Mr. G. Lusk, builder, of Alderney road, Globe road, Mile end, has received several letters purporting to be from the perpetrator of the Whitechapel murders; but believing them to have the production of some practical joker, he had regarded them as of no consequence. It is stated that a letter delivered shortly after five o'clock on Tuesday evening was accompanied by a cardboard box, containing some flesh like substance. The receiver was at first disposed to think that another hoax had been perpetrated, but he decided to take the box to a medical man whose surgery is near. The subject was declared by the assistant to be a portion of a human body. In order to remove any reason for doubt, however, Dr. Openshaw, pathological curator of the London Hospital Museum, was consulted, and he pronounced it to be a portion of a human kidney. He was further of opinion that it was the organ of a woman of about forty five years of age, and that it had been taken from the body within the last three weeks. It will be within public recollection that such an organ was missing from the woman Eddowes, who was murdered and mutilated in Mitre square. The handwriting of the postcard and letter differs altogether from that of Jack the Ripper, specimens of whose calligraphy were recently published. The writing is of an inferior character, evidently disguised, while the spelling is indifferent.

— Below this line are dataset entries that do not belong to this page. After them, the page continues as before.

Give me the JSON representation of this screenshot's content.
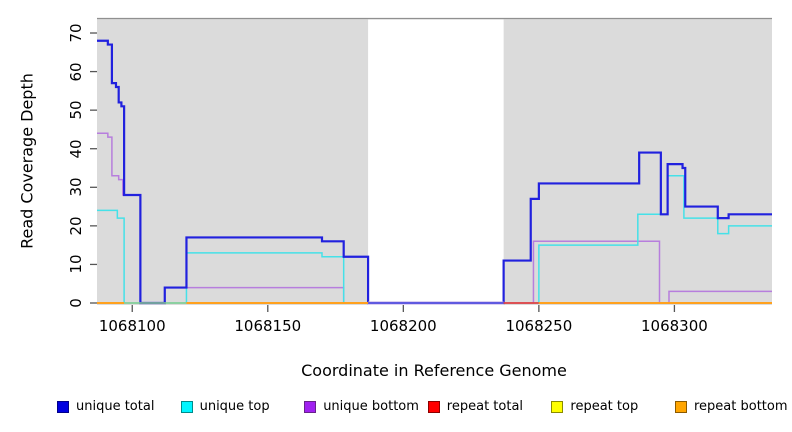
{
  "chart_data": {
    "type": "line",
    "subtype": "step-coverage",
    "title": "",
    "xlabel": "Coordinate in Reference Genome",
    "ylabel": "Read Coverage Depth",
    "xlim": [
      1068087,
      1068336
    ],
    "ylim": [
      0,
      74
    ],
    "xticks": [
      1068100,
      1068150,
      1068200,
      1068250,
      1068300
    ],
    "yticks": [
      0,
      10,
      20,
      30,
      40,
      50,
      60,
      70
    ],
    "grid": false,
    "panel_bg": "#DBDBDB",
    "panel_top_border": "#909090",
    "tick_color": "#555555",
    "masked_region": {
      "x1": 1068187,
      "x2": 1068237,
      "color": "#FFFFFF"
    },
    "series": [
      {
        "id": "unique-bottom",
        "name": "unique bottom",
        "color": "#B77EDD",
        "width": 1.5,
        "render": true,
        "end_x": 1068336,
        "points": [
          [
            1068087,
            44
          ],
          [
            1068091,
            43
          ],
          [
            1068092.5,
            33
          ],
          [
            1068095,
            32
          ],
          [
            1068096.5,
            28
          ],
          [
            1068103,
            0
          ],
          [
            1068112,
            4
          ],
          [
            1068178,
            0
          ],
          [
            1068248,
            16
          ],
          [
            1068294.5,
            0
          ],
          [
            1068298,
            3
          ]
        ]
      },
      {
        "id": "unique-top",
        "name": "unique top",
        "color": "#45E1E8",
        "width": 1.5,
        "render": true,
        "end_x": 1068336,
        "points": [
          [
            1068087,
            24
          ],
          [
            1068094.5,
            22
          ],
          [
            1068097,
            0
          ],
          [
            1068120,
            13
          ],
          [
            1068170,
            12
          ],
          [
            1068178,
            0
          ],
          [
            1068250,
            15
          ],
          [
            1068286.5,
            23
          ],
          [
            1068297.5,
            33
          ],
          [
            1068303.5,
            22
          ],
          [
            1068316,
            18
          ],
          [
            1068320,
            20
          ]
        ]
      },
      {
        "id": "unique-total",
        "name": "unique total",
        "color": "#2121DE",
        "width": 2.2,
        "render": true,
        "end_x": 1068336,
        "points": [
          [
            1068087,
            68
          ],
          [
            1068091,
            67
          ],
          [
            1068092.5,
            57
          ],
          [
            1068094,
            56
          ],
          [
            1068095,
            52
          ],
          [
            1068096,
            51
          ],
          [
            1068097,
            28
          ],
          [
            1068103,
            0
          ],
          [
            1068112,
            4
          ],
          [
            1068120,
            17
          ],
          [
            1068170,
            16
          ],
          [
            1068178,
            12
          ],
          [
            1068187,
            0
          ],
          [
            1068237,
            11
          ],
          [
            1068247,
            27
          ],
          [
            1068250,
            31
          ],
          [
            1068287,
            39
          ],
          [
            1068295,
            23
          ],
          [
            1068297.5,
            36
          ],
          [
            1068303,
            35
          ],
          [
            1068304,
            25
          ],
          [
            1068316,
            22
          ],
          [
            1068320,
            23
          ]
        ]
      },
      {
        "id": "repeat-total",
        "name": "repeat total",
        "color": "#E84040",
        "width": 1.8,
        "render": false,
        "end_x": 1068336,
        "points": [
          [
            1068087,
            0
          ]
        ]
      },
      {
        "id": "repeat-top",
        "name": "repeat top",
        "color": "#F0F046",
        "width": 1.5,
        "render": false,
        "end_x": 1068336,
        "points": [
          [
            1068087,
            0
          ]
        ]
      },
      {
        "id": "repeat-bottom",
        "name": "repeat bottom",
        "color": "#FFA11E",
        "width": 2,
        "render": false,
        "end_x": 1068336,
        "points": [
          [
            1068087,
            0
          ]
        ]
      }
    ],
    "baseline_segments": [
      {
        "x1": 1068097,
        "x2": 1068120,
        "color": "#8CCB8C",
        "w": 1.6
      },
      {
        "x1": 1068187,
        "x2": 1068237,
        "color": "#B9A2E3",
        "w": 3
      },
      {
        "x1": 1068187,
        "x2": 1068237,
        "color": "#4343E0",
        "w": 1.6
      },
      {
        "x1": 1068237,
        "x2": 1068250,
        "color": "#E84040",
        "w": 1.8
      },
      {
        "x1": 1068087,
        "x2": 1068097,
        "color": "#FFA11E",
        "w": 2
      },
      {
        "x1": 1068120,
        "x2": 1068187,
        "color": "#FFA11E",
        "w": 2
      },
      {
        "x1": 1068250,
        "x2": 1068336,
        "color": "#FFA11E",
        "w": 2
      }
    ],
    "legend_position": "bottom"
  },
  "legend": {
    "items": [
      {
        "id": "unique-total",
        "label": "unique total",
        "fill": "#0000E0",
        "border": "#00008B"
      },
      {
        "id": "unique-top",
        "label": "unique top",
        "fill": "#00F5FF",
        "border": "#008B8B"
      },
      {
        "id": "unique-bottom",
        "label": "unique bottom",
        "fill": "#A020F0",
        "border": "#68228B"
      },
      {
        "id": "repeat-total",
        "label": "repeat total",
        "fill": "#FF0000",
        "border": "#8B0000"
      },
      {
        "id": "repeat-top",
        "label": "repeat top",
        "fill": "#FFFF00",
        "border": "#8B8B00"
      },
      {
        "id": "repeat-bottom",
        "label": "repeat bottom",
        "fill": "#FFA500",
        "border": "#8B5A00"
      }
    ]
  }
}
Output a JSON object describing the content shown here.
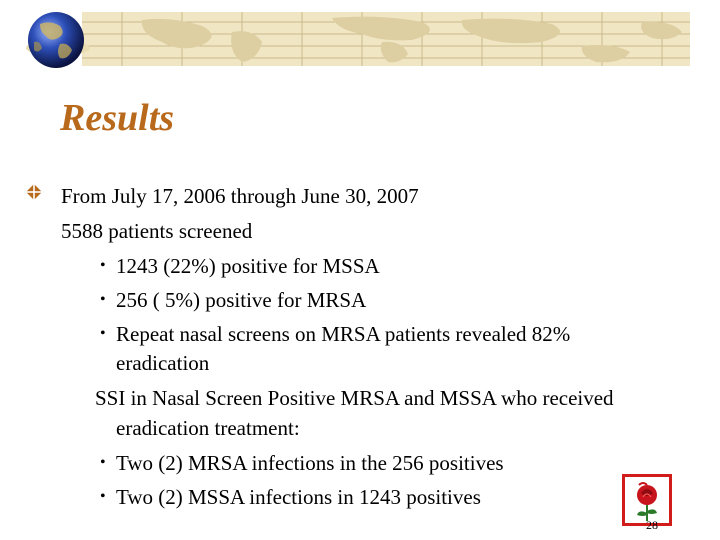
{
  "slide": {
    "title": "Results",
    "lines": {
      "l1": "From July 17, 2006 through June 30, 2007",
      "l2": "5588 patients screened",
      "l3": "1243 (22%) positive for MSSA",
      "l4": "256   ( 5%)  positive for MRSA",
      "l5": "Repeat nasal screens on MRSA patients revealed 82%",
      "l6": "eradication",
      "l7": "SSI in Nasal Screen Positive MRSA and MSSA who received",
      "l8": "eradication treatment:",
      "l9": "Two (2) MRSA infections in the 256 positives",
      "l10": "Two (2) MSSA infections in 1243 positives"
    },
    "bullet_symbol": "•",
    "page_number": "28"
  },
  "colors": {
    "title": "#b8691b",
    "banner": "#f1e6c4",
    "map_lines": "#c9b98a",
    "bullet_icon": "#b8691b",
    "logo_border": "#d21c1c",
    "rose": "#c8141c"
  },
  "icons": {
    "globe": "globe-icon",
    "bullet": "diamond-bullet-icon",
    "logo": "rose-logo-icon"
  }
}
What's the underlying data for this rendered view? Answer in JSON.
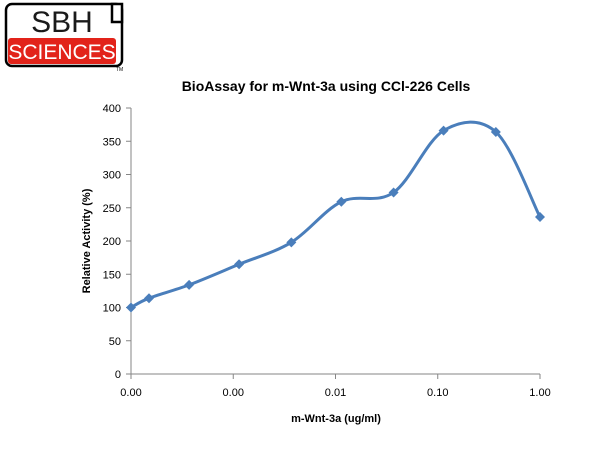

Mr. Lusk states that a day or two before receiving the box he had sent to him a postcard, which he now considers of sufficient importance to make public. It is in the following words:-

"Say Boss - You seem rare frightened. Guess I'd like to give you fits but can't stop time enough to let you box of toys play copper games with me, but hope to see you when I don't hurry too much. Goodbye Boss. Mr. Lusk, Head Vigilance Committee, Alderney street, Mile end."

The letter and postcard are in the hands of the police.